Today we celebrate Independence Day in the United States. This is also an election year. Like those big birthdays, it offers time for reflection. A few weeks ago I stopped in Seneca Falls while on my shale harvesting trip. The Suffragist Movement started here July 19-20, 1848. It is my right, my responsibility, to participate and contribute to my country. Yes, my country still has issues to work on, but I would not call any other country my own.
Why I Love My Country
I can live in any state without special papers. To date, I called NC (2x), MT (2x), WA (2x), OR, TX (3x), CO, ND (2x), SD, and WV home.
I can marry, or not.
I can own property, vote, and go to church where I choose.
I have the ability, the books, and the time to read.
I access incredible education: formal, mentoring, internships, online, exchange programs.
Mine is a country of entrepreneurialism: people with nothing to bet on or bet with bet on themselves.
Corruption is not the norm.
My body is my own. It is not up for grabs by others, nor can there be forced sterilization.
We have clean drinking water and breathable air.
We have consistent internet and electricity.
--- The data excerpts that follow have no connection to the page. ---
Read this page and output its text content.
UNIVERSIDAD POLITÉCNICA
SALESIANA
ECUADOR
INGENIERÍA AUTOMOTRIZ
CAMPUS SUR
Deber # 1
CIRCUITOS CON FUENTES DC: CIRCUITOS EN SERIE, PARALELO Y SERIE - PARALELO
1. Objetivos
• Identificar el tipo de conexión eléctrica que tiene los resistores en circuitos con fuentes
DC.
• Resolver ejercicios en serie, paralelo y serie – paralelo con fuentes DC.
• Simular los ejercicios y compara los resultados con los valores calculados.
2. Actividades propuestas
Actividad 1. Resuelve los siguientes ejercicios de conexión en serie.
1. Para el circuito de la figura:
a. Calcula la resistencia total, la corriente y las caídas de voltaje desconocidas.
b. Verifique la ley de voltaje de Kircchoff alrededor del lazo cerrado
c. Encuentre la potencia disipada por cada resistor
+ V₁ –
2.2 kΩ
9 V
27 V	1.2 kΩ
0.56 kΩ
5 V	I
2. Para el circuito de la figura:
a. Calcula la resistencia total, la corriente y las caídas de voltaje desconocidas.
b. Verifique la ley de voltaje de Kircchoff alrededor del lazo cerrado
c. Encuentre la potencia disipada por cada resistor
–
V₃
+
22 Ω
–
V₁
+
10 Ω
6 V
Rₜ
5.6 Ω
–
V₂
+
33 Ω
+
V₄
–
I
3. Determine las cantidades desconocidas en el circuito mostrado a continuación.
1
And as I write, air conditioning.
We have rest stops and public rest rooms. And pet rest areas.
I love our national parks, historic sites, and wild life refuges.
I love our volunteer military, the women and men who serve our country faithfully to keep us safe.
I can freely make my way down the interstate, along state and county highways, or amble down public access roads. All I need is a map, my dog, coffee, and fuel in the tank.
In season, I hunt to harvest my own meat. If I had the skills, I would garden, too.
Mineral rights on private land belong to a private owner, not the government. As far as I know, America is the only country where this is the case.
I can change jobs and change careers. There is no law, no social rule that requires my pursuing a specific line of work. If I lose my job, I can go get another one.
People care. In times of crisis, Americans rally together supporting those in need, in pain, in grief.
I love the look on a newly naturalized American’s face when she proudly tells me of her citizenship.
The next few months will see an escalation in vitriolic political ads, impassioned campaigning, and caustic debates. My friends, do not give up. Today is a day to celebrate. If you cannot remember the details, pick up a book on the incredible feat those scrappy rebels pulled off 240 years ago. Flip through the catalogue of history and marvel at the staggering social changes. No, the story is not finished. Yes, there is still much work to be done.
Today, raise a cup of coffee for all that’s done well and determine how you want it to be better for the next 240 years.
Happy Birthday, America. I love you.